Laser maker Newport Corp. announced Friday that it has entered into a new $275 million senior secured revolving credit facility, with a $50 million expansion option, through a syndicate of global financial institutions led by JPMorgan Chase Bank.

The new loan agreement replaces the company's existing $250 million senior secured credit facility, has a term of five years, and initially bears an interest rate of 2 percent over LIBOR (London Interbank Offered Rate), or 1 percent over a base rate, at the company's option, with a commitment fee of 0.35 percent on the undrawn amount of the facility, Newport said. The photonics maker can use the funds for working capital, acquisitions, stock repurchases and other general business costs.

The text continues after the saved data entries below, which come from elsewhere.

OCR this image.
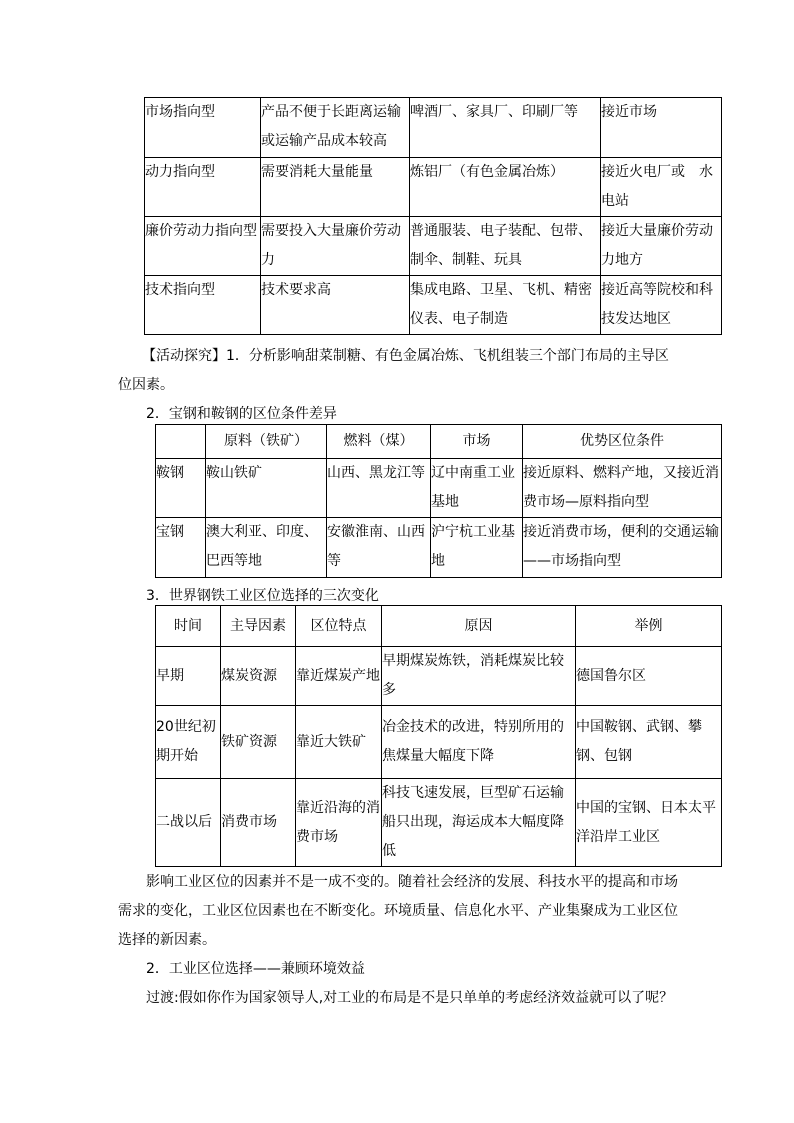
市场指向型	产品不便于长距离运输或运输产品成本较高	啤酒厂、家具厂、印刷厂等	接近市场
动力指向型	需要消耗大量能量	炼铝厂（有色金属冶炼）	接近火电厂或　水电站
廉价劳动力指向型	需要投入大量廉价劳动力	普通服装、电子装配、包带、制伞、制鞋、玩具	接近大量廉价劳动力地方
技术指向型	技术要求高	集成电路、卫星、飞机、精密仪表、电子制造	接近高等院校和科技发达地区
【活动探究】1．分析影响甜菜制糖、有色金属冶炼、飞机组装三个部门布局的主导区
位因素。
2．宝钢和鞍钢的区位条件差异
	原料（铁矿）	燃料（煤）	市场	优势区位条件
鞍钢	鞍山铁矿	山西、黑龙江等	辽中南重工业基地	接近原料、燃料产地，又接近消费市场—原料指向型
宝钢	澳大利亚、印度、巴西等地	安徽淮南、山西等	沪宁杭工业基地	接近消费市场，便利的交通运输——市场指向型
3．世界钢铁工业区位选择的三次变化
时间	主导因素	区位特点	原因	举例
早期	煤炭资源	靠近煤炭产地	早期煤炭炼铁，消耗煤炭比较多	德国鲁尔区
20世纪初期开始	铁矿资源	靠近大铁矿	冶金技术的改进，特别所用的焦煤量大幅度下降	中国鞍钢、武钢、攀钢、包钢
二战以后	消费市场	靠近沿海的消费市场	科技飞速发展，巨型矿石运输船只出现，海运成本大幅度降低	中国的宝钢、日本太平洋沿岸工业区
影响工业区位的因素并不是一成不变的。随着社会经济的发展、科技水平的提高和市场
需求的变化，工业区位因素也在不断变化。环境质量、信息化水平、产业集聚成为工业区位
选择的新因素。
2．工业区位选择——兼顾环境效益
过渡:假如你作为国家领导人,对工业的布局是不是只单单的考虑经济效益就可以了呢？
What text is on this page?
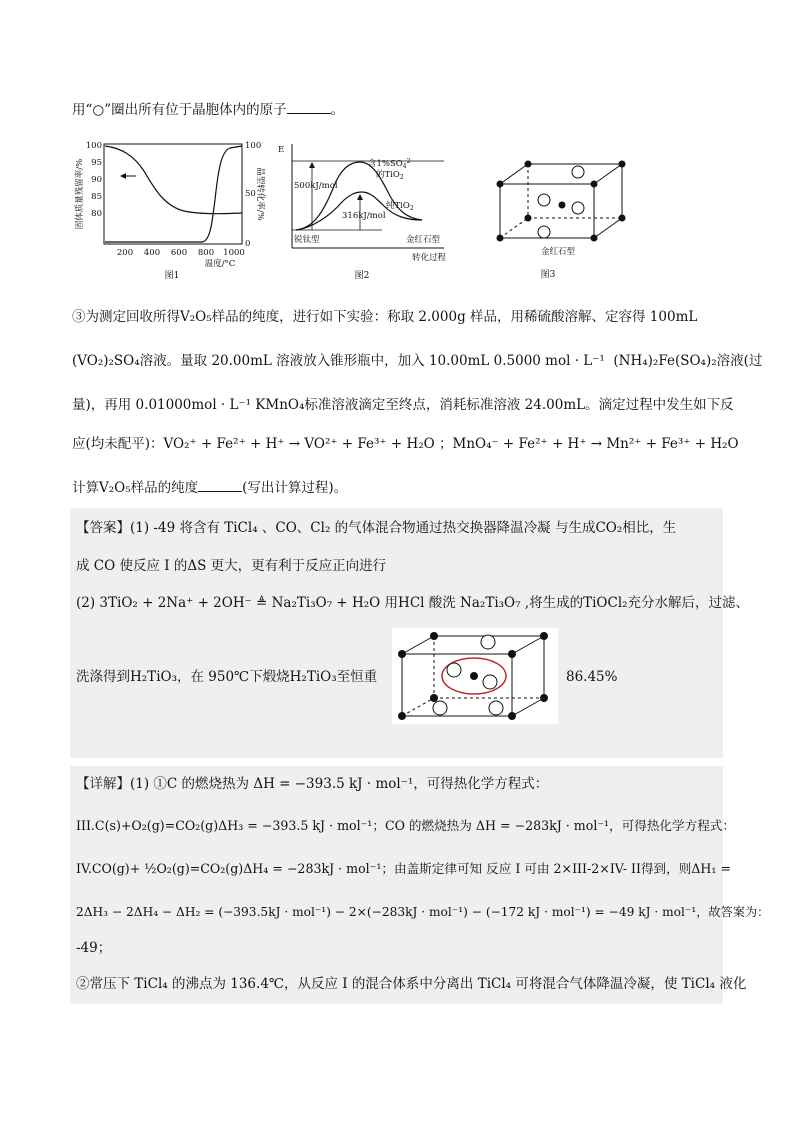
用“○”圈出所有位于晶胞体内的原子	。
100
95
90
85
80
100
50
0
200 400 600 800 1000
固体质量残留率/%	晶型转化率/%
温度/°C
图1
E
转化过程
图2
500kJ/mol
316kJ/mol
含$1\%SO_4^{2-}$
的TiO$_2$
纯TiO$_2$
锐钛型	金红石型
金红石型
图3
③为测定回收所得V₂O₅样品的纯度，进行如下实验：称取 2.000g 样品，用稀硫酸溶解、定容得 100mL
(VO₂)₂SO₄溶液。量取 20.00mL 溶液放入锥形瓶中，加入 10.00mL 0.5000 mol · L⁻¹ (NH₄)₂Fe(SO₄)₂溶液(过
量)，再用 0.01000mol · L⁻¹ KMnO₄标准溶液滴定至终点，消耗标准溶液 24.00mL。滴定过程中发生如下反
应(均未配平)：VO₂⁺ + Fe²⁺ + H⁺ → VO²⁺ + Fe³⁺ + H₂O ；MnO₄⁻ + Fe²⁺ + H⁺ → Mn²⁺ + Fe³⁺ + H₂O
计算V₂O₅样品的纯度	(写出计算过程)。
【答案】(1) -49 将含有 TiCl₄ 、CO、Cl₂ 的气体混合物通过热交换器降温冷凝 与生成CO₂相比，生
成 CO 使反应 I 的ΔS 更大，更有利于反应正向进行
(2) 3TiO₂ + 2Na⁺ + 2OH⁻ ≜ Na₂Ti₃O₇ + H₂O 用HCl 酸洗 Na₂Ti₃O₇ ,将生成的TiOCl₂充分水解后，过滤、
洗涤得到H₂TiO₃，在 950℃下煅烧H₂TiO₃至恒重	86.45%
【详解】(1) ①C 的燃烧热为 ΔH = −393.5 kJ · mol⁻¹，可得热化学方程式：
III.C(s)+O₂(g)=CO₂(g)ΔH₃ = −393.5 kJ · mol⁻¹；CO 的燃烧热为 ΔH = −283kJ · mol⁻¹，可得热化学方程式：
IV.CO(g)+ ½O₂(g)=CO₂(g)ΔH₄ = −283kJ · mol⁻¹；由盖斯定律可知 反应 I 可由 2×III-2×IV- II得到，则ΔH₁ =
2ΔH₃ − 2ΔH₄ − ΔH₂ = (−393.5kJ · mol⁻¹) − 2×(−283kJ · mol⁻¹) − (−172 kJ · mol⁻¹) = −49 kJ · mol⁻¹，故答案为：
-49；
②常压下 TiCl₄ 的沸点为 136.4℃，从反应 I 的混合体系中分离出 TiCl₄ 可将混合气体降温冷凝，使 TiCl₄ 液化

After closing the new agreement, Newport said it repaid its existing loan in full by borrowing $120 million under the new facility and repaying the remainder from its cash balance, which reduced its outstanding senior secured debt by approximately $32.6 million.

Newport said it expects the new loan's lower interest rates and fees, combined with the lower loan balance, to reduce its financing costs by approximately $500,000 per quarter beginning in the third quarter of fiscal 2013. During that quarter, the company will record a noncash charge of $3.4 million to write off the remaining unamortized balance of the previously capitalized fees of the prior loan.

Charles F. Cargile, Newport’s senior vice president, chief financial officer and treasurer, said the new loan gives the company “significantly greater flexibility from a borrowing capacity, cash flow and covenant perspective, with lower ongoing financing costs. We are confident that it will provide us with the liquidity we need to execute our strategic plan and fuel our future growth.”